Downloads only of freshly uploaded data?

I’ve set up some monitoring over my node. In particular I plot the number of uploaded and downloaded pieces per minute and the amount of data written and read from my physical disk. I see that the amount written more or less correlates with the number of uploaded pieces.

I observe solid 20 pieces/minute downloaded which should translate to 40+MB data read per minute. However the amount of read data is next to zero which makes me think that either most of the data sits in the OS cache (my RPi 4 has 4GB of RAM) or that the read request is for an incomplete piece (no idea if this is a thing).

If it’s just a test traffic then I feel it’s not testing the node close enough to what would be a production traffic (I’m sure it’ll read cold data almost always).

This is often the test pattern though there are also ongoing tests that test old data, just not at the same frequency. If you ask me a lot of the test traffic is just to keep SNO’s happy until customer load takes over.

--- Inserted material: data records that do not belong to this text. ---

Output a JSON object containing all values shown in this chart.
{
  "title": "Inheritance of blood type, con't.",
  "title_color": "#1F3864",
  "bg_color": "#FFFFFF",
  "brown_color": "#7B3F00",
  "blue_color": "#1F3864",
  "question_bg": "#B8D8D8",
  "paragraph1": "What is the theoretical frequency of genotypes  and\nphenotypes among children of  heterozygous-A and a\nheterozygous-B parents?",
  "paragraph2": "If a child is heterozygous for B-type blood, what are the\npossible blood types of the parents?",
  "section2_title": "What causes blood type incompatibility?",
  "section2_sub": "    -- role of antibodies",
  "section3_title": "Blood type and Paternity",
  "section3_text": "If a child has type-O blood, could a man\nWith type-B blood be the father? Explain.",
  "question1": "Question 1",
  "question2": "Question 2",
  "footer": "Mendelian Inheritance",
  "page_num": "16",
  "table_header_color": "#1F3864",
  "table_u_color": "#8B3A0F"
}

But retrievability tests on existing files are being done constantly as well.

It is indeed possible to download smaller parts of a piece. Audits do this for example. They are called stripes.

Thanks for the explanation. While I understand the “make happy” reasoning, I feel it’s doing its share of harm. For more geeky SNOs it’s important to set up (or optimize their setup) in a way that it would handle the real traffic reasonably well. If the current test traffic is only reading hot data then it gives those SNOs a wrong idea of how good their setup is.

And then after a real traffic comes in it might become a surprise when e.g. disks suddenly become a bottleneck and cause e.g. 100% context cancelled errors. Which in turn will make SNOs unhappy.

I see what you are saying. I think the context cancelled issues are much more common on uploads though, which wouldn’t be impacted by a change in download behavior. Additionally if downloads are saturating your disks, your making the big bucks :slight_smile: , that’s a problem I’d like to have.

Other than SSD cache, I don’t really see what you could be doing to improve read performance. And you really shouldn’t be wasting money on SSD cache unless it’s something you already have in place for other uses. But that’s just my opinion.